Service Gastro-Entérologie, Hôpital Robert Debré Paris

 

Propos recueillis par le Dr C. Mura

 

Les lésions crohniennes ano-périnéales sont fréquentes et représentent une difficulté thérapeutique en raison de leur situation anatomique rendant la chirurgie locale délétère. Le Dr Jean-François Contou (Paris) rapporte son expérience dans la prise en charge de telles lésions

 

 

Crohn & RCH : Pour décrire les lésions crohniennes ano-périnéales, plusieurs classifications ont été proposées, la plus utilisée étant probablement celle de Cardiff. En pratique clinique, utilisez-vous ces classifications, ou bien ne servent-elles que pour les essais comparatifs?

 

Dr J-F Contou : Les classifications sont peu utilisées du fait de leur complexité. On retient principalement de la classification de Cardiff les grands titres pour décrire les lésions anatomiques. Ces lésions se répartissent entre ulcérations, suppurations et sténoses.

  • Quatre types de fissurations (ulcérations) sont décrites :
    • les fissures crohniennes
    • les pseudo-marisques inflammatoires ulcérées
    • les ulcères creusants
    • et les ulcérations marginales agressives, extensives.

Ces lésions dites primaires sont le plus souvent synchrones de la poussée inflammatoire intestinale d'amont.

  • Les suppurations ano-périnéales et ano-recto-vaginales sont :
    • soit aiguës, douloureuses, collectées réalisant les abcès,
    • soit chroniques, drainées spontanément donnant lieu à un écoulement intermittent entrecoupé de phases de rétention, réalisant les fistules.

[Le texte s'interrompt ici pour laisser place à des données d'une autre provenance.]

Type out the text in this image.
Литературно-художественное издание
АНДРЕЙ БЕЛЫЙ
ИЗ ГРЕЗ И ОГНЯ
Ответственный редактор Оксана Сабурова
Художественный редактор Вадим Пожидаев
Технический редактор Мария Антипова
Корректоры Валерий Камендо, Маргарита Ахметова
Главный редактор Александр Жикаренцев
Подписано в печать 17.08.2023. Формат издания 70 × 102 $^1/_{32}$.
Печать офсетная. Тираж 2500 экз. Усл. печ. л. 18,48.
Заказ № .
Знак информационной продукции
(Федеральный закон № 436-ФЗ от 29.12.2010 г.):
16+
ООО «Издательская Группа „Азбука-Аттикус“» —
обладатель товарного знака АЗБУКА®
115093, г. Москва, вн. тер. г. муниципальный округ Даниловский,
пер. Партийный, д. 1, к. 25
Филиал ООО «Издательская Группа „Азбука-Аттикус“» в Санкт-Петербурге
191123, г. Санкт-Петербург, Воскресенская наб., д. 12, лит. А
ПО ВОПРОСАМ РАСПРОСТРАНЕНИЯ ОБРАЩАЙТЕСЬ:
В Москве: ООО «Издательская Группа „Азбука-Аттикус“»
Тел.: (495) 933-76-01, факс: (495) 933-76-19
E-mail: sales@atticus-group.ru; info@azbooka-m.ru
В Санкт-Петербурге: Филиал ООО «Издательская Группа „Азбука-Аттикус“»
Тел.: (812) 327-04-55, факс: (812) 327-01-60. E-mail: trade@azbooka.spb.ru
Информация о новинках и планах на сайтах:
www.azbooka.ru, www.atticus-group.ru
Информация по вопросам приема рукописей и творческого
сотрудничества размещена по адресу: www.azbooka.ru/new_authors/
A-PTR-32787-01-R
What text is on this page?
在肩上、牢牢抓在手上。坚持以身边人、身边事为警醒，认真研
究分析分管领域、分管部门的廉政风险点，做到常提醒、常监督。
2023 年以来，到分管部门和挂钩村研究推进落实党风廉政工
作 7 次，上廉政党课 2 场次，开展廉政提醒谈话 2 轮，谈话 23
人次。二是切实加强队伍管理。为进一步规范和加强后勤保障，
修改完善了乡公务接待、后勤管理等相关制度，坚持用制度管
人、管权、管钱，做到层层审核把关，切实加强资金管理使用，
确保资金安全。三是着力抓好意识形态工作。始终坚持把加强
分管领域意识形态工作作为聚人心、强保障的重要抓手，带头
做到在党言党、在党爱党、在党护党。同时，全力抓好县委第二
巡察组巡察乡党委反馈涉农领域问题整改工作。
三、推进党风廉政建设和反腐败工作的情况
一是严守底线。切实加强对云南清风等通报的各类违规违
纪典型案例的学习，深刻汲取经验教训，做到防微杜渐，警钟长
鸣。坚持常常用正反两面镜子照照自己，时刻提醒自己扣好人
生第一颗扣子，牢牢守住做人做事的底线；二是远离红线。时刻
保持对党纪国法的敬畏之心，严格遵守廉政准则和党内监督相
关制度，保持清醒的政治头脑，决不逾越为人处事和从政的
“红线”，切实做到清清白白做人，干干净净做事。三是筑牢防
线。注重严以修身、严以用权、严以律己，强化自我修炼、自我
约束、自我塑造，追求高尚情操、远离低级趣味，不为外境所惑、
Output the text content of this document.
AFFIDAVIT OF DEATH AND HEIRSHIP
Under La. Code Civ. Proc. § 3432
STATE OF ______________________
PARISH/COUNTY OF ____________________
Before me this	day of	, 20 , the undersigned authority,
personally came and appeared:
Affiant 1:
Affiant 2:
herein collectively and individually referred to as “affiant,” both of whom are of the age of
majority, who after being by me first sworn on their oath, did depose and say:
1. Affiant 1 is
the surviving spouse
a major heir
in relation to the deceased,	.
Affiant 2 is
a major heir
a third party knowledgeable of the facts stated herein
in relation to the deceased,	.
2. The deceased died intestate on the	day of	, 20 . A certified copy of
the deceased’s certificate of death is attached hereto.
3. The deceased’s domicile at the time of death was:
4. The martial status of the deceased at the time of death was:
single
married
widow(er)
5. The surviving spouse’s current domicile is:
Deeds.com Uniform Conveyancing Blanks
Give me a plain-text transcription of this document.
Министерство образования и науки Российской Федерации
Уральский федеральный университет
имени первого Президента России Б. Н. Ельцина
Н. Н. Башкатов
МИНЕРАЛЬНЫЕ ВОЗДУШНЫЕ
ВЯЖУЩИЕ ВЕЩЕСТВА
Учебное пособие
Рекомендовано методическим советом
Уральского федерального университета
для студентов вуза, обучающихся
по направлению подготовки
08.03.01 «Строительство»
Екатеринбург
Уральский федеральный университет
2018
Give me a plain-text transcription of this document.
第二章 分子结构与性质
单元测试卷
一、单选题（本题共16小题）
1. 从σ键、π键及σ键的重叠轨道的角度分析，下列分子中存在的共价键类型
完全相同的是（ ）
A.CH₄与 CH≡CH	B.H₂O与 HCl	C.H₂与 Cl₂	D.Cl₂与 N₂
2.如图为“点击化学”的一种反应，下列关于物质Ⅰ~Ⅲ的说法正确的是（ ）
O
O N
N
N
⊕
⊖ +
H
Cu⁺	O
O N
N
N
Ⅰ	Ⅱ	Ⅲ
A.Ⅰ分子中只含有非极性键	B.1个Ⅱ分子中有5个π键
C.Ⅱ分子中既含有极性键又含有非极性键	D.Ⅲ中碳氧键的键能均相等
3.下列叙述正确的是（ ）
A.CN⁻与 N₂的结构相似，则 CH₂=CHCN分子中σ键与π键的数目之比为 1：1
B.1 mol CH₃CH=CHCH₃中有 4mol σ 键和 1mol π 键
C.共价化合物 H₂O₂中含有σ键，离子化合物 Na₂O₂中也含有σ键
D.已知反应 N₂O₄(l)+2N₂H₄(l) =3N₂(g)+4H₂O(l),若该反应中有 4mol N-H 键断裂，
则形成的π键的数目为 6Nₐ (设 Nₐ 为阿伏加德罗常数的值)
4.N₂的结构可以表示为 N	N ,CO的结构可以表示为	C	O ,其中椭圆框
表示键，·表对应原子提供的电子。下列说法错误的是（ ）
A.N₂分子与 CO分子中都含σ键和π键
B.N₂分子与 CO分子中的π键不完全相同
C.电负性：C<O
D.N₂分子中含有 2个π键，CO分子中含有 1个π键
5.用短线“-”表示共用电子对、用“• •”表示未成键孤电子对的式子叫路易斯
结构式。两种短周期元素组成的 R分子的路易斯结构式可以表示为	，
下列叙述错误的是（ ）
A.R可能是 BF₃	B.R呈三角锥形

Les fistules sont distinguées en fistules basses, simples (fistules transsphinctériennes inférieures, intersphinctériennes) et fistules hautes, complexes (fistules transsphinctériennes supérieures, extra-sphinctériennes avec des trajets ramifiés et des orifices secondaires multiples). Les lésions suppurantes ou pénétrantes continuent à évoluer en dehors des poussées de la MC intestinale.

 

 


En général, les fistules simples évoluent alors que le rectum est sain et les fistules complexes accompagnent une atteinte inflammatoire rectale. L'état du rectum intervient dans la stratégie thérapeutique

 

 

  • Enfin, on distingue deux types de sténoses :
    • les sténoses endoluminales, membranaires, d'accès thérapeutique facile
    • les sténoses tunnélaires par fibrose péri-ano-rectale, difficiles à traiter. Les sténoses s'installent entre les poussées intestinales, lors des phases de rémission- cicatrisation.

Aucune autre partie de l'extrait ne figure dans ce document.